Girls get hands on engineering experience at Mississippi Power

GULFPORT, MS (WLOX) - It's a career field largely dominated by men, but today Mississippi Power hosted a program meant to encourage more girls to consider a job in engineering.

This week across the country organizers held events as part of an initiative to get more girls interested in engineering.

According to the National Science Foundation in 2012 there were more than 1.5 million people working in engineering jobs, but women make up only about 12 percent of that number.

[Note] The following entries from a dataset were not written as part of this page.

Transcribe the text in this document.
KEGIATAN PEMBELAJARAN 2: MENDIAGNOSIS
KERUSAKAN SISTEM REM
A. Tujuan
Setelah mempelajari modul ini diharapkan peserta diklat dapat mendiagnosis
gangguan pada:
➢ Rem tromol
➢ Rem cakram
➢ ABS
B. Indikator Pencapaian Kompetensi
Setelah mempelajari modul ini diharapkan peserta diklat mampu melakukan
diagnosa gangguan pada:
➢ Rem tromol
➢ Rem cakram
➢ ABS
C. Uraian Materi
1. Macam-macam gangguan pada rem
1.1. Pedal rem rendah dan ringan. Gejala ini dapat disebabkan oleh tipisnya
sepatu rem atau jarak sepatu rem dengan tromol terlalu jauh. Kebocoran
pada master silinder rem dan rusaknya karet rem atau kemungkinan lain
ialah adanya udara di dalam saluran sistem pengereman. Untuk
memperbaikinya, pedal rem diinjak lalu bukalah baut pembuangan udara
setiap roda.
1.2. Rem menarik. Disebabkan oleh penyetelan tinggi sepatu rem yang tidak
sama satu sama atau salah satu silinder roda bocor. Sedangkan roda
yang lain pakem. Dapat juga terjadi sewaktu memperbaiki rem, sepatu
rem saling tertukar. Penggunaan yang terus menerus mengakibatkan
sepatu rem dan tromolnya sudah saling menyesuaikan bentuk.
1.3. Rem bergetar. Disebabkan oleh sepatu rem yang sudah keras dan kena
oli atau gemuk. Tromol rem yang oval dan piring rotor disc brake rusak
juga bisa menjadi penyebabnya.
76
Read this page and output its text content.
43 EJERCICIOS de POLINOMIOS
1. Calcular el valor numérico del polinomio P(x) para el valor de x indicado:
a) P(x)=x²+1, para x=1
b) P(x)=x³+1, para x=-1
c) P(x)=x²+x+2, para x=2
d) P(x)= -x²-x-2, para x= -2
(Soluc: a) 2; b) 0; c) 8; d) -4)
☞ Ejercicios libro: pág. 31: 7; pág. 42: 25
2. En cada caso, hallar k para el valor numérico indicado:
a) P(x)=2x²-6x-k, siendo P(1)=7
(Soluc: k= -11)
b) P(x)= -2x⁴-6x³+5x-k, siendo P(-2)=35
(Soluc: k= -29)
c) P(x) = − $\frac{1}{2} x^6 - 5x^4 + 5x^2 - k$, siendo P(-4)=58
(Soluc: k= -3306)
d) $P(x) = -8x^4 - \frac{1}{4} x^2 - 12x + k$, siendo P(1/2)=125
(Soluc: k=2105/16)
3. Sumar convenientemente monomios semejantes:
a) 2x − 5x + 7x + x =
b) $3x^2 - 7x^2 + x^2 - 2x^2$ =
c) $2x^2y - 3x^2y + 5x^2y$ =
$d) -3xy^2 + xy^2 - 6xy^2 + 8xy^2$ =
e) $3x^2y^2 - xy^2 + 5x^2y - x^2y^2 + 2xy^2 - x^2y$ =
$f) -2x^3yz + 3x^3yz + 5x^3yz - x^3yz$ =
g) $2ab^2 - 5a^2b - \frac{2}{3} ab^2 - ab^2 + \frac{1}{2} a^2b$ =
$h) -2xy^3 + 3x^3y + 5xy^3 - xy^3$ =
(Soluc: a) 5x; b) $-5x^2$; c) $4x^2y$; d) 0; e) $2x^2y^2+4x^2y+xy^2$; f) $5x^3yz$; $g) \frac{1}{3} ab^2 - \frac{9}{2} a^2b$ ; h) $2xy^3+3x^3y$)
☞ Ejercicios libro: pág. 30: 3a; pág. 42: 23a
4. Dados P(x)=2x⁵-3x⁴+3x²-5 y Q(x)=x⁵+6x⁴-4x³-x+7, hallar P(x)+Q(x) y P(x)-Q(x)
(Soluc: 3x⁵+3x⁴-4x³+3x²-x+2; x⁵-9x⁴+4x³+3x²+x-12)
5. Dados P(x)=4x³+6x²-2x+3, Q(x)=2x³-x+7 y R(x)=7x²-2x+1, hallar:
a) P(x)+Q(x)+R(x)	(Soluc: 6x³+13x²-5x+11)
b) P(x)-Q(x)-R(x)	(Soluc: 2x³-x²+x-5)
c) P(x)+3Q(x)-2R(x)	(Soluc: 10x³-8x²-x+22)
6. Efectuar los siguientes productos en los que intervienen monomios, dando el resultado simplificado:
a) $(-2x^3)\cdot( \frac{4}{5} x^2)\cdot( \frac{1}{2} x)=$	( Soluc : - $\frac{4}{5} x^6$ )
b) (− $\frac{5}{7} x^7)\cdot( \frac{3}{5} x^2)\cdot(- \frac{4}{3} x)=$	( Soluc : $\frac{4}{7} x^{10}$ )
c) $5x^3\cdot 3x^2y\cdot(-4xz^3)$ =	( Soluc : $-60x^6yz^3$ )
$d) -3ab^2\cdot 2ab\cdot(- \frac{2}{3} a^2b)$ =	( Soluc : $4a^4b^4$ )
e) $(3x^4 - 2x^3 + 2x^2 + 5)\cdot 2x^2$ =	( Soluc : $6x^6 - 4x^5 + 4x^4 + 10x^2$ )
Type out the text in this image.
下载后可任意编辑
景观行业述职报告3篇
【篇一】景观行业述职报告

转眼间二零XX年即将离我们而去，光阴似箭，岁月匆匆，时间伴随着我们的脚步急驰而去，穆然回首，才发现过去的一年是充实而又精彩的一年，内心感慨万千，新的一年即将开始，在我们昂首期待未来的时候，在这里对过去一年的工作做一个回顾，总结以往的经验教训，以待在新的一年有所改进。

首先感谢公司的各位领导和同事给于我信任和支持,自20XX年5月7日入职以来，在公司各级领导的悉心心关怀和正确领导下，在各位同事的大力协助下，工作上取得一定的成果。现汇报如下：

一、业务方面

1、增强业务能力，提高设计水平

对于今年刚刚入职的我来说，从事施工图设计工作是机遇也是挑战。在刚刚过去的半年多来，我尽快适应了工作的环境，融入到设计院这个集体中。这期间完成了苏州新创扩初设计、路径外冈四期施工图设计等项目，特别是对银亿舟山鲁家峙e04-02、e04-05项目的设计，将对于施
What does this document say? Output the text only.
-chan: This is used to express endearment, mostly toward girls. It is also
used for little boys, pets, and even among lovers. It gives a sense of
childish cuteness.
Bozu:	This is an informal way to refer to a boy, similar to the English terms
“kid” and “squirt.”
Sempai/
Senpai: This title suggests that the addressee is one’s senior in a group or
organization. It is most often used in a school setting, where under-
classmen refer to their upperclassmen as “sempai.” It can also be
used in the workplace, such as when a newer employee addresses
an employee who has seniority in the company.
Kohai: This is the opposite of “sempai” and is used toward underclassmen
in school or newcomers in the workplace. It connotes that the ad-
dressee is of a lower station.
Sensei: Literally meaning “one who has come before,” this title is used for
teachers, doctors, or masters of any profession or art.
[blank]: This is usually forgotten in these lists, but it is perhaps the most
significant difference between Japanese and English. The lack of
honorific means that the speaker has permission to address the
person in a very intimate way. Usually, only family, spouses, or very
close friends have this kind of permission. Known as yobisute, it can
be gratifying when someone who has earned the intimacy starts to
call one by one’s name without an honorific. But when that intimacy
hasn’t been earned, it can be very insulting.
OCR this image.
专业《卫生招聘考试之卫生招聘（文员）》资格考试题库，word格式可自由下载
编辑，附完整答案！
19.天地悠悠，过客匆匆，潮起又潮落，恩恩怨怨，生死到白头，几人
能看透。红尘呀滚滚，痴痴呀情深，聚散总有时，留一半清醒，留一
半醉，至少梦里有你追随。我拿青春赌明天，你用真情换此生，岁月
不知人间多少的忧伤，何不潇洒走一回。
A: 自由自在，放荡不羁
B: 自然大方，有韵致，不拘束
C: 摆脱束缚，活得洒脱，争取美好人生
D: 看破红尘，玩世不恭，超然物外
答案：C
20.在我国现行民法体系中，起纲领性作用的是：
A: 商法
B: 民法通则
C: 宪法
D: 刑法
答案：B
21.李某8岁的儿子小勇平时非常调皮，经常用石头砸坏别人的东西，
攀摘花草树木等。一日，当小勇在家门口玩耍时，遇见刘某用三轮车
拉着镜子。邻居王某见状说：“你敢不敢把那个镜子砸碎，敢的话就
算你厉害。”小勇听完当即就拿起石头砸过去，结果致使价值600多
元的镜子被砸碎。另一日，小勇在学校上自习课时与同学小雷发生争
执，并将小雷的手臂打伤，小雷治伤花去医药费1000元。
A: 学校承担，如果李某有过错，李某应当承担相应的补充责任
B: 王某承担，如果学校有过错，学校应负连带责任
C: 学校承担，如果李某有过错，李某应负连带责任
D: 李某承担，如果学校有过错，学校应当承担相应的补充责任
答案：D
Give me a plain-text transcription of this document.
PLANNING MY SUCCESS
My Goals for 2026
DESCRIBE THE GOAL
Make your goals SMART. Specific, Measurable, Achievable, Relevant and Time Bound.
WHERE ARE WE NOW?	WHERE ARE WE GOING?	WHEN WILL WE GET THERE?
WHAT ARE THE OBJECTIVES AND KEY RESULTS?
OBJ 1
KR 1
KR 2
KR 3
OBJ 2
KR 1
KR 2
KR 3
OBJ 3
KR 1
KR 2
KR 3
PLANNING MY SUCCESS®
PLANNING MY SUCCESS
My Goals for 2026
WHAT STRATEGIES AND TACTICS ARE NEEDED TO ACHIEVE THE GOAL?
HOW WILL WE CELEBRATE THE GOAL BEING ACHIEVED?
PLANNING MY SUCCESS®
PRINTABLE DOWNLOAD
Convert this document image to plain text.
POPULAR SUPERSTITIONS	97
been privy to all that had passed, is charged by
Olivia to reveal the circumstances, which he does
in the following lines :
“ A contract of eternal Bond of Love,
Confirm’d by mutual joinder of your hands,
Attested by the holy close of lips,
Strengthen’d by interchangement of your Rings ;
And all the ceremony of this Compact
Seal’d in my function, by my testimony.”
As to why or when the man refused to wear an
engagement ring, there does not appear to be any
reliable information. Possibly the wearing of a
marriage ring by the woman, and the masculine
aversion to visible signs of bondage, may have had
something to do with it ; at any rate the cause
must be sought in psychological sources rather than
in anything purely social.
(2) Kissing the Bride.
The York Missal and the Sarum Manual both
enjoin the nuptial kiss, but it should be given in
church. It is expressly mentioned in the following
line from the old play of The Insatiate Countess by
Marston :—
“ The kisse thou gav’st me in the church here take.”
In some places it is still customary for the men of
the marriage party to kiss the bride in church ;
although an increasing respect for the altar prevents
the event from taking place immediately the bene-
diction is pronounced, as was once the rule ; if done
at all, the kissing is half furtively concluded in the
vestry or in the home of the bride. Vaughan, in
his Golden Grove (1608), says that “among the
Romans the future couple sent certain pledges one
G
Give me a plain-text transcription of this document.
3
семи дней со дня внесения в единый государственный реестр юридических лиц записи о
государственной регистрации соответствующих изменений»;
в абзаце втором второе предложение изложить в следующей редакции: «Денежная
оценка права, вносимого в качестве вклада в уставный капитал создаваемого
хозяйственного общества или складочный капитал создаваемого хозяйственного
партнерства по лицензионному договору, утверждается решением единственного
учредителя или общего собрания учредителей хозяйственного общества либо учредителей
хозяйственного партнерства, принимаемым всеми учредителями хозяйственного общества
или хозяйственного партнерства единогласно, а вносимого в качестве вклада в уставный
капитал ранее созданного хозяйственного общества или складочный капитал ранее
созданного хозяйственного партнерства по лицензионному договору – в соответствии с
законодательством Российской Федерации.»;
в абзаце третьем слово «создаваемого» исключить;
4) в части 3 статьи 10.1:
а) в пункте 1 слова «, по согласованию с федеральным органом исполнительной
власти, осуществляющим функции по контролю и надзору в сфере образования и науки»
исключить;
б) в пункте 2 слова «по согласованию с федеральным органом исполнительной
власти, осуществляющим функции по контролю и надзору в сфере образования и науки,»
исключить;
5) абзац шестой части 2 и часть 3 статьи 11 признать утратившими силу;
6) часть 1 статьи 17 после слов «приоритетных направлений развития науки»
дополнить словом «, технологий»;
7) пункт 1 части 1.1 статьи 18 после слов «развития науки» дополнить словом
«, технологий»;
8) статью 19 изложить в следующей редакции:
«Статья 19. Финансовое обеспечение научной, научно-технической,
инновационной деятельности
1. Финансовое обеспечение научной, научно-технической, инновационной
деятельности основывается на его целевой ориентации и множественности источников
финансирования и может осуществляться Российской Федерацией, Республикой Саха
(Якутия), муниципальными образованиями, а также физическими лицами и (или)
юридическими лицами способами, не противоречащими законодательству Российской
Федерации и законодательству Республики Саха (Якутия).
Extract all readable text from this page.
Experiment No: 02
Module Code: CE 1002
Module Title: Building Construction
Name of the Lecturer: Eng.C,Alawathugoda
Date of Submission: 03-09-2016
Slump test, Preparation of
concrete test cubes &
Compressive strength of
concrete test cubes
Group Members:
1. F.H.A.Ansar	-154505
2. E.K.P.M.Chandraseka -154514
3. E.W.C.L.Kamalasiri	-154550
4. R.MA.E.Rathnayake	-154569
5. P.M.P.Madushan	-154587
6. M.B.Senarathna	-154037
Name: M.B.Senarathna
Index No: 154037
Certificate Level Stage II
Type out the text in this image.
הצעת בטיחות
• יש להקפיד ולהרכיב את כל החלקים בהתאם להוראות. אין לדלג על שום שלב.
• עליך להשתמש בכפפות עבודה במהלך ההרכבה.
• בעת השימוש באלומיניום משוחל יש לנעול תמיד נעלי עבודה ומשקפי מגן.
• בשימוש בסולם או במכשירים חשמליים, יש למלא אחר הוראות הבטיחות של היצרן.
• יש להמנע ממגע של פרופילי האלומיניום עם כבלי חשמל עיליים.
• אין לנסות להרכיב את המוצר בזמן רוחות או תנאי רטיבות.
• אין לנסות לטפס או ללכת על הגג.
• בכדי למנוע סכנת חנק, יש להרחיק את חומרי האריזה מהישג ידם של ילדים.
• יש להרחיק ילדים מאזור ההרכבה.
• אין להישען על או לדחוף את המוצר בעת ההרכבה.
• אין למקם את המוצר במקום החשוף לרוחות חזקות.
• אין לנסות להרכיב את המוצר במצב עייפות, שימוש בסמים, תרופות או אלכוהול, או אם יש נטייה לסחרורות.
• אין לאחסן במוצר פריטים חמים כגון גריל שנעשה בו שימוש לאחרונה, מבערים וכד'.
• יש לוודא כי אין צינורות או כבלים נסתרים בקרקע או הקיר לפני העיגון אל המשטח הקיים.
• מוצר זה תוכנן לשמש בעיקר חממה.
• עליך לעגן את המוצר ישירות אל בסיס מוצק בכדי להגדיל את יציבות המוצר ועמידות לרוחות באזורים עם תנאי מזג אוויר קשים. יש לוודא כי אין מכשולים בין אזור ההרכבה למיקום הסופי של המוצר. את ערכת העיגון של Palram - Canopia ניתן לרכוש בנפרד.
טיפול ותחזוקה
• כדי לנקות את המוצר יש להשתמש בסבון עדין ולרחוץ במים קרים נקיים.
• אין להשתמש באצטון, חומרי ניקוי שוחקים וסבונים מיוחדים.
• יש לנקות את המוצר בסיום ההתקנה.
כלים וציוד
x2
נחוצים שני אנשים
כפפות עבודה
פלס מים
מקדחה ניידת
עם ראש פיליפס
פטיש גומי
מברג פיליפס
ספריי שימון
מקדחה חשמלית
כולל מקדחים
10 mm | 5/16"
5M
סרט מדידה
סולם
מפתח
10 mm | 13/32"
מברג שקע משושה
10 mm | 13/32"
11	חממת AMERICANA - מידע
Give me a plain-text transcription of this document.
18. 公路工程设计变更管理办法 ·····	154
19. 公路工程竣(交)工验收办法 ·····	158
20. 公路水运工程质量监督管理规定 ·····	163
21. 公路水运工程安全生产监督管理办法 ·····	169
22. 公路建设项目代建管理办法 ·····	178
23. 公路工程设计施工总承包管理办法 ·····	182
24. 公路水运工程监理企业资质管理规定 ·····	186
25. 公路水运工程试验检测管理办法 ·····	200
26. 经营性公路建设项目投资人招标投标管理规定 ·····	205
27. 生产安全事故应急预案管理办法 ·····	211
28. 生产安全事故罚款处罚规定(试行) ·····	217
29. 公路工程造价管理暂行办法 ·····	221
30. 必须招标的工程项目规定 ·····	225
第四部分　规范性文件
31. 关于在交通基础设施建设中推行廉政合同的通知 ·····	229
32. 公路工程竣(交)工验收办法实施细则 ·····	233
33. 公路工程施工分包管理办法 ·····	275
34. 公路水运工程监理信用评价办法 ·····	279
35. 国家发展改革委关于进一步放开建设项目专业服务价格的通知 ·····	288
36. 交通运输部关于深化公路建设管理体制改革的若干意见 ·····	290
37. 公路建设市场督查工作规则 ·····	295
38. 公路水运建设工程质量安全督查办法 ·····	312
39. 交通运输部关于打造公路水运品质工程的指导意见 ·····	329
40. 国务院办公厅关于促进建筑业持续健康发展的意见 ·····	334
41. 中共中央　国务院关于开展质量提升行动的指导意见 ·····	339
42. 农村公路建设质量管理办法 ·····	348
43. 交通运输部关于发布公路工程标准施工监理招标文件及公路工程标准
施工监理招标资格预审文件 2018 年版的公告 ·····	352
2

Students, who attended the iCan program in Gulfport Saturday said the event really opened their eyes to the possibilities.

Ninth grade girls from Hancock County Schools got an opportunity to learn about engineering and what it has to offer. While there are already many women in engineering careers, organizers said they'd like to see more.

"Well speaking as a female engineer I think we bring a different prospective, diversity if you want to call it thought process to engineering and it strengthens our work groups it strengthens our community," Plant Daniel Plant Manager Valerie Wade said.

Guest speakers discussed engineering. Then each girl spent time at stations for some practical experience by interacting with mechanical, civil, industrial, chemical and computer engineering in a fun way.

At one station the girls learned how to take everyday ingredients and turn them into useful products like lip gloss.

"A lot of people at my school want to go into the medical field, but I want to go into engineering because I really like inventing things and coming up with new ideas and products," Hancock High School freshman Beth Shiyou said.

It's that kind of excitement that engineer Kate Champion said she wants to instill in other students across the coast.

"We want to show girls that you can be creative. You can pick your own color. You can pick your own consistency. And you can also do bath salts to different scents," Power Generation Engineer Kate Champion said.

Beyond the learning stations and guest speakers, the girls got something even better.

"They got to connect with female engineers that are actually in the work place right now. And ask questions and know that its real," Wade added.

In a world that's becoming increasingly reliant on technology, the iCan program is helping girls foster an interest in engineering at an early age.